The Atlantic recently published an article questioning whether or not “quantifying the self” is a positive trend. The author pointed to a new study by Jordan Etkin, a professor at Duke University, about how our latest obsession with self-tracking may actually cause us to disengage from the experience of what we’re doing because we are so focused on counting the number of steps we’re taking. According to Etkin’s study, participants who tracked their activity did walk more, but reported that it was less enjoyable that those who did not track it. The same held true with other activities, like reading. Quantifying the number of pages caused the participants to read more, but instead of enjoying the reading they did, it felt like work.
Robinson Meyer explored Etkin’s study and discovered that for the millions of us who are now using Fitbits to measure our steps and progress, we’re just not getting as much satisfaction. The article points out that “the shift from meaning to information—from the qualitative to the quantitative—is one of the most troubling trends of the era of big data. Reducing daily experience to a series of boxes checked and numerical goals met colonizes consumers’ leisure time with the same disciplined logic of their working days.”
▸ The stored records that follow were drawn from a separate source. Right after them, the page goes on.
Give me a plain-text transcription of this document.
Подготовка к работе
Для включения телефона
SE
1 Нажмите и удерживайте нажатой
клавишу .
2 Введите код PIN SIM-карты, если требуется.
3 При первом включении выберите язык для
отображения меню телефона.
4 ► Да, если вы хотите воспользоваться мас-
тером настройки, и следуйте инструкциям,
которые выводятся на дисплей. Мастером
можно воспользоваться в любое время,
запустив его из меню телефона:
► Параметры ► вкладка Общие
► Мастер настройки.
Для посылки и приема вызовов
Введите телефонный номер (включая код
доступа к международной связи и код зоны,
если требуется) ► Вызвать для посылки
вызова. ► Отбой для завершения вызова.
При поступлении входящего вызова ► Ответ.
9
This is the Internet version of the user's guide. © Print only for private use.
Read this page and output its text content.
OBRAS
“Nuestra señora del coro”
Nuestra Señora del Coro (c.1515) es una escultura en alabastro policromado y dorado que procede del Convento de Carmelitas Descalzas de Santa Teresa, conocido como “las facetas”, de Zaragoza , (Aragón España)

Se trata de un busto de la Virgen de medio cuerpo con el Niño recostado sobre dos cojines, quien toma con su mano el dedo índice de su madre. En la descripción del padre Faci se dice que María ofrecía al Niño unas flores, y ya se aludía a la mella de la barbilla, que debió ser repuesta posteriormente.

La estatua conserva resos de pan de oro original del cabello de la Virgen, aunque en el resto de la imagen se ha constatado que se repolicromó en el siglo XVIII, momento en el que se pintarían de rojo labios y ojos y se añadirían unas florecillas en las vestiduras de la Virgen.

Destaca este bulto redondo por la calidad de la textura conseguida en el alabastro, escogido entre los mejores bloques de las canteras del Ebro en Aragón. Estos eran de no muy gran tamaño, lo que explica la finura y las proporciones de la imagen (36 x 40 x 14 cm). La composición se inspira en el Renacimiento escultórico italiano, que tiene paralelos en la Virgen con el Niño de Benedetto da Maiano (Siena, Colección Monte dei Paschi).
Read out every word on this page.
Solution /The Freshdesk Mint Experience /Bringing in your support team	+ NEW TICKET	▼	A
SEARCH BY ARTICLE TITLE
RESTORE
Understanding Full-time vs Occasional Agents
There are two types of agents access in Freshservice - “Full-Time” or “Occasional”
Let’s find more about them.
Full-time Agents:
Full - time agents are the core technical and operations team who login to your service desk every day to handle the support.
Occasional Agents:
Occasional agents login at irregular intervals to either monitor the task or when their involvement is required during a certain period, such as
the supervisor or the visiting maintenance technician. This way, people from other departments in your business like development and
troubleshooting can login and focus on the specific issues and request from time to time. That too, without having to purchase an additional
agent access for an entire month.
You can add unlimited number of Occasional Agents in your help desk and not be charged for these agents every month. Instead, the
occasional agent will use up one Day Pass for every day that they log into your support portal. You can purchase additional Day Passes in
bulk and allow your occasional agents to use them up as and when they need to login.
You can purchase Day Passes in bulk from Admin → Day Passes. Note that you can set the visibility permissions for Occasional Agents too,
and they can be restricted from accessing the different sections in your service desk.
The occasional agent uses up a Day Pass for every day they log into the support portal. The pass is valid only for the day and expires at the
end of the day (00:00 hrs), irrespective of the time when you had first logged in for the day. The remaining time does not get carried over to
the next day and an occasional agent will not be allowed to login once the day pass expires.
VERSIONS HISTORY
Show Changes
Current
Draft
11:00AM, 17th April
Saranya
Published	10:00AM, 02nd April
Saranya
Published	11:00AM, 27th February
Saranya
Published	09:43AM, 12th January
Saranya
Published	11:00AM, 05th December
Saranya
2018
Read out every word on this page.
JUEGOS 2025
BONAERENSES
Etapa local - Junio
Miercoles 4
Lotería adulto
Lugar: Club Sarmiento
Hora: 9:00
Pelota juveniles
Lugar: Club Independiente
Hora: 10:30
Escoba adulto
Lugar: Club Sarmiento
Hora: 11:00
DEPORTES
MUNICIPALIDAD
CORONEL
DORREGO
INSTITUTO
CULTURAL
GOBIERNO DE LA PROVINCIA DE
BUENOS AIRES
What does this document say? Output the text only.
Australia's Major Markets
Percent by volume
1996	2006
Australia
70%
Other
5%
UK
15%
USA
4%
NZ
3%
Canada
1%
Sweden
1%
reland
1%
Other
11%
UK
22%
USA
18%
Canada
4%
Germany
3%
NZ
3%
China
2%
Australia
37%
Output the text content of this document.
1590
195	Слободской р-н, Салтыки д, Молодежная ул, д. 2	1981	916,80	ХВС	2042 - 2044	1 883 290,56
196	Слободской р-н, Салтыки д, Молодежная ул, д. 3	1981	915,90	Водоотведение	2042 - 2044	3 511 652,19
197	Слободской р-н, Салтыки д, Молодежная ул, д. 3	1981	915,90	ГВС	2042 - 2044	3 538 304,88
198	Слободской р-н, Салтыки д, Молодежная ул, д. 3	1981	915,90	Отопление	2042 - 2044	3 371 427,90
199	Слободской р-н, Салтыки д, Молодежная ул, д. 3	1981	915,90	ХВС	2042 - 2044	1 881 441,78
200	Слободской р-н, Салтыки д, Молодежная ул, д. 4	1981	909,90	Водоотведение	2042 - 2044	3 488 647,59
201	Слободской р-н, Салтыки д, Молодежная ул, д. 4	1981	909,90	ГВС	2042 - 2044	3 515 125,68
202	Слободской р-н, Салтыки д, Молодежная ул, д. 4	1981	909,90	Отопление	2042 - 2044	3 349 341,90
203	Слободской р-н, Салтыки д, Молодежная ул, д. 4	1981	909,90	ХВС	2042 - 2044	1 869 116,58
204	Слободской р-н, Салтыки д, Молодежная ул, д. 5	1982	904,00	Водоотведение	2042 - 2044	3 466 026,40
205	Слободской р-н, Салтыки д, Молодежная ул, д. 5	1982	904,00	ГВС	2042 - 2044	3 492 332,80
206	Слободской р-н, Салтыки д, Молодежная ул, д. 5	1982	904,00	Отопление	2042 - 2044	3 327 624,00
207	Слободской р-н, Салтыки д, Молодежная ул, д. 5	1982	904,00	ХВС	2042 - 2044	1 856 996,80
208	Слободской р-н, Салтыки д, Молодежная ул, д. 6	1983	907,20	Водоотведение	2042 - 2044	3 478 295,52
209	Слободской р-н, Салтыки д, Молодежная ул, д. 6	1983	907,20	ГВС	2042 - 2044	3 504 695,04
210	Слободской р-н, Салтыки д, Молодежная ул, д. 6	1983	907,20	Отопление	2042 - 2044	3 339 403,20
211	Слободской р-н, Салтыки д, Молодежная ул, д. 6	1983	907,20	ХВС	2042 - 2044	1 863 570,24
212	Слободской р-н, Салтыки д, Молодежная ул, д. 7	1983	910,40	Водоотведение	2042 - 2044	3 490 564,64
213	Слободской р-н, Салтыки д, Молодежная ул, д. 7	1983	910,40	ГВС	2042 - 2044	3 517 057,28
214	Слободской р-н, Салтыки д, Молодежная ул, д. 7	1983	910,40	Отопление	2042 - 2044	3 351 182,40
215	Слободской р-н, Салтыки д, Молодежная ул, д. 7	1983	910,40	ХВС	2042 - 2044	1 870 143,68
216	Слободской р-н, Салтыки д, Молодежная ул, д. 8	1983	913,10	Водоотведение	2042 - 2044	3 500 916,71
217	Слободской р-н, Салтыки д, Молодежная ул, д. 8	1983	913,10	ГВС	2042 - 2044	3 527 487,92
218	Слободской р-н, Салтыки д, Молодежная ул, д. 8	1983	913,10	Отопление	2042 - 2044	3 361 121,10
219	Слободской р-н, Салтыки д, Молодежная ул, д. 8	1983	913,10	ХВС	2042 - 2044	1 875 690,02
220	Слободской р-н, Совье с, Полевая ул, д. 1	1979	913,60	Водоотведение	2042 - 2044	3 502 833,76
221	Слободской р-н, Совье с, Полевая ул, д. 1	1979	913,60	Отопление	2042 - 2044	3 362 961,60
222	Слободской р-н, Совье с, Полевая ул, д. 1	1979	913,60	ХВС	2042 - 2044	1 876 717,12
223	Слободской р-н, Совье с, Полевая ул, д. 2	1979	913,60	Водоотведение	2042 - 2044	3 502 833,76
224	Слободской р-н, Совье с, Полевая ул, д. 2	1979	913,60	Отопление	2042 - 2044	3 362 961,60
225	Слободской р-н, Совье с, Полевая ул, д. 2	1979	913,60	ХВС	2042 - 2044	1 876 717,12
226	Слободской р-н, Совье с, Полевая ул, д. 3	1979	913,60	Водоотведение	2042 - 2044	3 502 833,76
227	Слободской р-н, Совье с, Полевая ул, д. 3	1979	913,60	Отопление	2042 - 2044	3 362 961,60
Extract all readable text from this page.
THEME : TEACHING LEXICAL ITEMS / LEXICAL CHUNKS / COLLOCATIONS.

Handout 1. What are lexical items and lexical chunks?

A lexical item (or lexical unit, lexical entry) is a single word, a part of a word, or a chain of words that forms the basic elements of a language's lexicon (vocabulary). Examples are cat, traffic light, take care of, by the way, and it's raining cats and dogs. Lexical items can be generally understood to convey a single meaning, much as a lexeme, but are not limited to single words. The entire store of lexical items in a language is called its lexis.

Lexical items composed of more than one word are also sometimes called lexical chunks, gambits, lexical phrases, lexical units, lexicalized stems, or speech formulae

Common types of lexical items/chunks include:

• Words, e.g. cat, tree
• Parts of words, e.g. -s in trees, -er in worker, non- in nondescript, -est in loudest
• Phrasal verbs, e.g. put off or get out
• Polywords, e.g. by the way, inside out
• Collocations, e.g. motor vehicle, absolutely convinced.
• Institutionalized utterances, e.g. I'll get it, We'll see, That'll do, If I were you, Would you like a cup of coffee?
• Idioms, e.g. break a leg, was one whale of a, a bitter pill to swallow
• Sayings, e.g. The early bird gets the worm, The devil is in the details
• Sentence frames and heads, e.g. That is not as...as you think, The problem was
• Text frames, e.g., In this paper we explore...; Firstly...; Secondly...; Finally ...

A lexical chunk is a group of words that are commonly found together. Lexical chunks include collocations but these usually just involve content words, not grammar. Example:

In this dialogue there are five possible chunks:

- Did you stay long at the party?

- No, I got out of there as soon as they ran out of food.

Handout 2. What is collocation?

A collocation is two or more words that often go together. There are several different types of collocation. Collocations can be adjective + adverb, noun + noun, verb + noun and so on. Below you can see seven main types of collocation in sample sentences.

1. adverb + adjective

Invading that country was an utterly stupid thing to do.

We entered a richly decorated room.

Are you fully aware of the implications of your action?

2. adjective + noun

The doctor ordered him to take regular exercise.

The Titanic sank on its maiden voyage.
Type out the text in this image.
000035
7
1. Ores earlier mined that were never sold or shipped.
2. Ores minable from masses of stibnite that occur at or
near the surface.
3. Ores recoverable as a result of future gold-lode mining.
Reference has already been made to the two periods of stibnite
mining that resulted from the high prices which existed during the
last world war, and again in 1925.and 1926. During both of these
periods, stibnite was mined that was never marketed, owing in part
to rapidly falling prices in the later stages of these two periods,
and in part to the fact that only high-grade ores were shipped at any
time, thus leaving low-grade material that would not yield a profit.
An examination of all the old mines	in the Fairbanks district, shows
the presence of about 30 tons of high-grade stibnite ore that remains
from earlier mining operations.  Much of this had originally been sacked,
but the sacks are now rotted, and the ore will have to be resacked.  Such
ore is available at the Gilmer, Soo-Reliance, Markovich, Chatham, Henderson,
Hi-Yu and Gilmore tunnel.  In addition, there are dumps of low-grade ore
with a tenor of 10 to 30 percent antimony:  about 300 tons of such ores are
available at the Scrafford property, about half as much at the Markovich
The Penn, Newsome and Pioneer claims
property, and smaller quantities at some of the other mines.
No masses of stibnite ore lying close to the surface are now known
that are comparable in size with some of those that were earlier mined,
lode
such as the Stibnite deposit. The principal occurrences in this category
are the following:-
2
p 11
The trend toward quantifying the self is no different than the effort to quantify the masses. It strips us of our names, stories and families. We have more numbers – billions and trillions of bytes of data – but less meaning. Big data may enable us to know more about where to advertise and more precisely what to sell, but we end up not knowing or caring about people, their feelings, their needs, and how to help make their lives better. Big data is missing the insight and the customer’s experience.
Quality time enriches the experience big data can’t provide.
Just as Fitbit forces us to focus on the number of steps instead of how we’re getting them (I prefer walking on the beach to a treadmill), big data reduces us to eyeballs and butts in seats. As John Naisbitt explains, it’s not just about high tech but about high touch – about seeking the meaning in all of the data, engaging with people so that we understand our customers’ needs, deliver a better experience, and meet the needs of real, live people with whom we can have a relationship.
Based on how successful my clients are from the experience of interacting with their customers it’s a connection we don’t want to lose.
If your customers have been reduced to numbers and graphs, you’re missing powerful insight. Don’t dismiss your data, but gain a deeper understanding by spending quality time with your customers.